Historically, the lack of formal financial infrastructure has made participation in financial markets impossible for most African countries, limiting the extent to which local credit markets could grow. Policies geared towards the financialization of local economies and the utilisation of the burgeoning African bonds towards local infrastructure development would go a long way to wean African governments’ dependence off foreign credit. Insofar as overseas credit are used, African countries will need to ensure that this is done is a way that maximizes cost effectiveness.

In addition to the above, the expansion of fintech and digital transformation in financial services present an unpreceded opportunity for African economies to stretch their local credit markets and enhance their overall presence in the global financial sector. Before the Covid pandemic, the uptake of fintech and digital finance was growing faster in Africa than anywhere else in the world, driven mainly by the spread of mobile phones and the internet which allowed financial service providers to leapfrog the need for brick and mortar infrastructure to scale their services. A growing number of financial institutions across Africa are now offering everything banking-related, from small scale daily credit to enterprise finance, through entirely digitised platforms. Besides growing the potential for capturing Africa’s informal sector, fintech and digital banking are benefiting African governments in their efforts to expand the possible tax pool which will be indispensable to reducing budget shortfalls in the long run. These advances will further assist in addressing the chronic problem of lack of information on local financial markets which has long obviated foreign investors’ interest and made it difficult for governments to make accurate decisions on capital allocations.

These factors indicate that there is hope that, with carefully planned strategies, the continent can successfully flatten its debt curve and pave a way to a better financial prospect. Although the current debt crisis has unveiled the precarious economic situation in many African countries, it has also demonstrated the value of developing a strong local financial market that is able to provide sound and affordable funding structures that promote long-term sustainable growth. Since calls for debt relief currently carry no promise of forgiveness or cancelation, the situation will propel African governments to make positive moves in fiscal responsibility that will unlock robust macroeconomic fundamentals.
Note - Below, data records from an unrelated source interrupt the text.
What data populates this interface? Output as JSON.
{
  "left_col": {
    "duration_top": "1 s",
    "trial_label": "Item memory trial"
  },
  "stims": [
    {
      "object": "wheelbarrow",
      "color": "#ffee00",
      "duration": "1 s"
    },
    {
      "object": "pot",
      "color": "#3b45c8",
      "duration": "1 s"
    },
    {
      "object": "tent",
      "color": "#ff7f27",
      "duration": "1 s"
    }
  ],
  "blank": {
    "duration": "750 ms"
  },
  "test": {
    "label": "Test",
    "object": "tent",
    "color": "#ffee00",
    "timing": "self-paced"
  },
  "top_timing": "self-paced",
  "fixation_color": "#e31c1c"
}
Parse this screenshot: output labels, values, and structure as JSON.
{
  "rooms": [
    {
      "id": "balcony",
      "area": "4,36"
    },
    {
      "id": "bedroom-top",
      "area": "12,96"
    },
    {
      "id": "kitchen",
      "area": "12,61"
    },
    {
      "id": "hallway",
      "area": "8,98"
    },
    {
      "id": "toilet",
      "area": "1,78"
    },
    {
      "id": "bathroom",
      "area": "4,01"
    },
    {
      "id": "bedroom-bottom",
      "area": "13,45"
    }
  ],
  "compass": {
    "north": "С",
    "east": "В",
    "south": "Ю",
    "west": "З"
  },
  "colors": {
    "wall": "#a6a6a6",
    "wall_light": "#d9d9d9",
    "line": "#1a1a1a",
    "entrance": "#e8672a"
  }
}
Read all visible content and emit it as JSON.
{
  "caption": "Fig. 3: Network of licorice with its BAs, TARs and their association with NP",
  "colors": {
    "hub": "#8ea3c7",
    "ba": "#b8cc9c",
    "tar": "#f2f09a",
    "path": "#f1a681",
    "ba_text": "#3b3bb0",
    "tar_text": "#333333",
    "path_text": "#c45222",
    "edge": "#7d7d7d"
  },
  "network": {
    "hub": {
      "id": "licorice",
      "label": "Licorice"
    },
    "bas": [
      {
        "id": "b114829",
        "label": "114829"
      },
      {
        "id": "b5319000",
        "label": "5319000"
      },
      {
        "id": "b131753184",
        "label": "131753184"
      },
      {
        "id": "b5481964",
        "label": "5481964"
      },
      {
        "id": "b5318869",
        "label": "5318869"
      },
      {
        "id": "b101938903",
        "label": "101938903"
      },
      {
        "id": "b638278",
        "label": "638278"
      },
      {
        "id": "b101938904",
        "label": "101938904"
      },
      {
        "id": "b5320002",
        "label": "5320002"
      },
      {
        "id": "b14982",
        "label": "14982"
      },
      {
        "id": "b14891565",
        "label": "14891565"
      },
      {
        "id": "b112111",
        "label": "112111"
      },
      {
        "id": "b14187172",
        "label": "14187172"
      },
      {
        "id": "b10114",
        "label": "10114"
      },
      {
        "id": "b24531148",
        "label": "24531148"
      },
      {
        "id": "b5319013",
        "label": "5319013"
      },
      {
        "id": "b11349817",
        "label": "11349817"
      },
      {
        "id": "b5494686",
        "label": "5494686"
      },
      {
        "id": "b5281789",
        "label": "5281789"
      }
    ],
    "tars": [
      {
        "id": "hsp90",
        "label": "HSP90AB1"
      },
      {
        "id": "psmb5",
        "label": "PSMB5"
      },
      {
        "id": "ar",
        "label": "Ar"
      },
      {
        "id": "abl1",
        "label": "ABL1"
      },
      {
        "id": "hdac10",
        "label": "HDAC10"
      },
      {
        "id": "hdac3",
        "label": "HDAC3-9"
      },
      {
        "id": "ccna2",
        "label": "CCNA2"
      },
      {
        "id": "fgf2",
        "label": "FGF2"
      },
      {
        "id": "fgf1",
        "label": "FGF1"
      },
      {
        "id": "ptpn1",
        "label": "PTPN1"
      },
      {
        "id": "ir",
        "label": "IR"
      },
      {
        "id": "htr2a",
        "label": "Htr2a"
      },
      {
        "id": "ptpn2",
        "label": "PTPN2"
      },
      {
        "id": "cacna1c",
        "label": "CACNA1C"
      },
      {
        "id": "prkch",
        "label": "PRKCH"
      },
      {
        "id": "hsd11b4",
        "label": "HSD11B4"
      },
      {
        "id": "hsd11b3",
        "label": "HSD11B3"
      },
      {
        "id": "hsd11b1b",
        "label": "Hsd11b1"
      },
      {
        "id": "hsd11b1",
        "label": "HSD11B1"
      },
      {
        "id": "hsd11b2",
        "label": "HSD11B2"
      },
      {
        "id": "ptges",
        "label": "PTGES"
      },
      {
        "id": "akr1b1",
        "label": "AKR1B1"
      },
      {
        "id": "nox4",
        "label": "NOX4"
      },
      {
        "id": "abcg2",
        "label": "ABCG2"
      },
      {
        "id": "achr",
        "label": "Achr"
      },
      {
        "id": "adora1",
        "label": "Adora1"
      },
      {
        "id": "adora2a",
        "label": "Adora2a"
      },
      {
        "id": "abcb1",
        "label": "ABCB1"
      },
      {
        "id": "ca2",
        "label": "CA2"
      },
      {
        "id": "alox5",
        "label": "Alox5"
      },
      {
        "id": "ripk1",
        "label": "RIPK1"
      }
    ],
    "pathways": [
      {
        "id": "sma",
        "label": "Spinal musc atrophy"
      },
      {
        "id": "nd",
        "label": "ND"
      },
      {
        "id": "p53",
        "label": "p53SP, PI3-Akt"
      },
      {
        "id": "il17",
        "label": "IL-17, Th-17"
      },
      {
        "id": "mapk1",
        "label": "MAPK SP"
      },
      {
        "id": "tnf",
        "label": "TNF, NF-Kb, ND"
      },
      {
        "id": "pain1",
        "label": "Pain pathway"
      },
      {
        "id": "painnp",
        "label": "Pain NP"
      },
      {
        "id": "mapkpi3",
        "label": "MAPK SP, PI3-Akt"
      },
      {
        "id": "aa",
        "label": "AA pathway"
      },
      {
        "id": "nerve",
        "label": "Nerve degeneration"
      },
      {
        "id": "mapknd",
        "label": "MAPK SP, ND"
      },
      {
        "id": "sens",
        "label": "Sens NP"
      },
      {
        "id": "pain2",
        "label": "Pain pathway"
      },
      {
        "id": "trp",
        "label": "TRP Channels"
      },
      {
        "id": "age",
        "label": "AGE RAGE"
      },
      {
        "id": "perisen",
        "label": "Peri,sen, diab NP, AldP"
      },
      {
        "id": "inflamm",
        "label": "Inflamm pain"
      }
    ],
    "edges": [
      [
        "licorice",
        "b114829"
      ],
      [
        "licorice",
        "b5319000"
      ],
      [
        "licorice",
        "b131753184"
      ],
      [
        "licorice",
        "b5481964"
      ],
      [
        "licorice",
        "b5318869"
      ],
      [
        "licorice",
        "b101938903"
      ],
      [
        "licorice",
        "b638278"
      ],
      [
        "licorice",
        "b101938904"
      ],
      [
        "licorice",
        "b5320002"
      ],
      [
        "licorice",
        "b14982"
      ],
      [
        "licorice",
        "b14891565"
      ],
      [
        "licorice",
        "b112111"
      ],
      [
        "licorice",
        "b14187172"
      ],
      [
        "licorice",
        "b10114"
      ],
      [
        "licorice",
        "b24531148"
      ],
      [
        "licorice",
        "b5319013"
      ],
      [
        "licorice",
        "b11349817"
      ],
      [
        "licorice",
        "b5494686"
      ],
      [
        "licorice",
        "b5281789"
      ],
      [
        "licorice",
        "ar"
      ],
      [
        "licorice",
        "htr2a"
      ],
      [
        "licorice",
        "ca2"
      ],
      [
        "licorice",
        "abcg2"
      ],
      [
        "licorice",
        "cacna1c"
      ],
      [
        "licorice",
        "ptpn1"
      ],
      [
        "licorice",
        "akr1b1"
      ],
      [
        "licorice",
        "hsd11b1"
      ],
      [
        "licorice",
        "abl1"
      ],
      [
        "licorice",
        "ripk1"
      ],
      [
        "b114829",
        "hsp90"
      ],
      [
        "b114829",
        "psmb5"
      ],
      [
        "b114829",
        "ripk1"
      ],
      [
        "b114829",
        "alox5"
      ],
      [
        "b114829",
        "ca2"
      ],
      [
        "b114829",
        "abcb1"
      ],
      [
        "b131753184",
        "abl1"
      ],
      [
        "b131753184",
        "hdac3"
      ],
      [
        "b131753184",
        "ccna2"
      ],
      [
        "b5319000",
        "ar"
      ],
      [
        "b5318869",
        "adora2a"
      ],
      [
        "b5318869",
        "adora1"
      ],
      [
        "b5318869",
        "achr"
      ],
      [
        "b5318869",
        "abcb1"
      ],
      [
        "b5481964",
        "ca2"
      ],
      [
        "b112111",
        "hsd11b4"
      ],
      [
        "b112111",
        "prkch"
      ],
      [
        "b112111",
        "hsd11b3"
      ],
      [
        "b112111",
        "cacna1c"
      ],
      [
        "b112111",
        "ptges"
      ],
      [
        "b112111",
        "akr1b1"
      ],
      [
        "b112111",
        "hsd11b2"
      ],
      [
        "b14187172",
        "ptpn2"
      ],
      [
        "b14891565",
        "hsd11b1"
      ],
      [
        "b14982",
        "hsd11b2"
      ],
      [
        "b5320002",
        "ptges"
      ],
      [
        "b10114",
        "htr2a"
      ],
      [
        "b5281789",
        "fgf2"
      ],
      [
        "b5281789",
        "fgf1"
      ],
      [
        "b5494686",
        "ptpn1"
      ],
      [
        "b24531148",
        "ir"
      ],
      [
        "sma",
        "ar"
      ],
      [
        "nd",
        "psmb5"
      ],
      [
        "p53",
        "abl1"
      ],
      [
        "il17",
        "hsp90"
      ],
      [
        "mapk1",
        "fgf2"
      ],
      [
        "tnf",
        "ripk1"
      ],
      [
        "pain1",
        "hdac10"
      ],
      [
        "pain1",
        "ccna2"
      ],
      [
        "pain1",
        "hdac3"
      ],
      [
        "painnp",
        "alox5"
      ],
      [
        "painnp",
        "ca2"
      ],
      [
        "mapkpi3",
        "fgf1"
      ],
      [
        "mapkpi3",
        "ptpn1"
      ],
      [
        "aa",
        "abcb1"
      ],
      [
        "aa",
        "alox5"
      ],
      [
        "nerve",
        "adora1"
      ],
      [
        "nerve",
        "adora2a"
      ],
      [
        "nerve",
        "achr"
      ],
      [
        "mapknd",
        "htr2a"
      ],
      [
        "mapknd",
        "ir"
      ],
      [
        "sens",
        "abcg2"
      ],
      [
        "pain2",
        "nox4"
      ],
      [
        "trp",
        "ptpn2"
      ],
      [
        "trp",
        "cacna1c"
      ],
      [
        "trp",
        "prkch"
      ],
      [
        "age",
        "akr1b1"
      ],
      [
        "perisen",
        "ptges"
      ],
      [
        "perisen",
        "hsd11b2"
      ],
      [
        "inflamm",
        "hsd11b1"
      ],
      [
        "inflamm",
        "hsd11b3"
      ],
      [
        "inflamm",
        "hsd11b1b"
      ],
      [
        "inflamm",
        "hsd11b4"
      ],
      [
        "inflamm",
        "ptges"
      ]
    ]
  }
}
The on-going political and economic reforms across a vast swathe of local countries thus offer the hope that African economies will be able to rise above their current budgetary constraints and chart local sustainable and diversified financial paths to fund their developmental goals.

Key Points:

  • The events leading to what is to become Africa’s present day debt crisis began not long after the general African debt forgiveness of 2001, and were marked, among other things, by the uptake of a Eurobond debt market, the influx of cheap and opaque Chinese credit, and recurrent commodity demand shocks.
  • Although ensuring a debt-free Africa seems unattainable in the foreseeable future, efforts need to be geared toward this objective in the coming years. The continent will need to start by addressing the immediate concern of overspending and change its relationship to debt from unsustainable and cyclical miscalculations to well-managed tools for diversified economic growth.
  • Solutions to the current debt crisis may not bring a definite end to Africa’s indebtedness but will serve to reorient decisions towards cheaper and more sustainable lines of credit.
  • Policies geared towards the financialization of local economies and the utilisation of the burgeoning African bond market should be prioritised to wean off Africa’s dependence on foreign credit.
  • The uptake of digital technologies will be key in helping grow local financial markets while removing information asymmetries which have precluded foreign investors’ interest and complicated governments’ efforts to make accurate decisions on capital allocations.

The views expressed are the opinion of the author and do not necessarily reflect the position of In On Africa.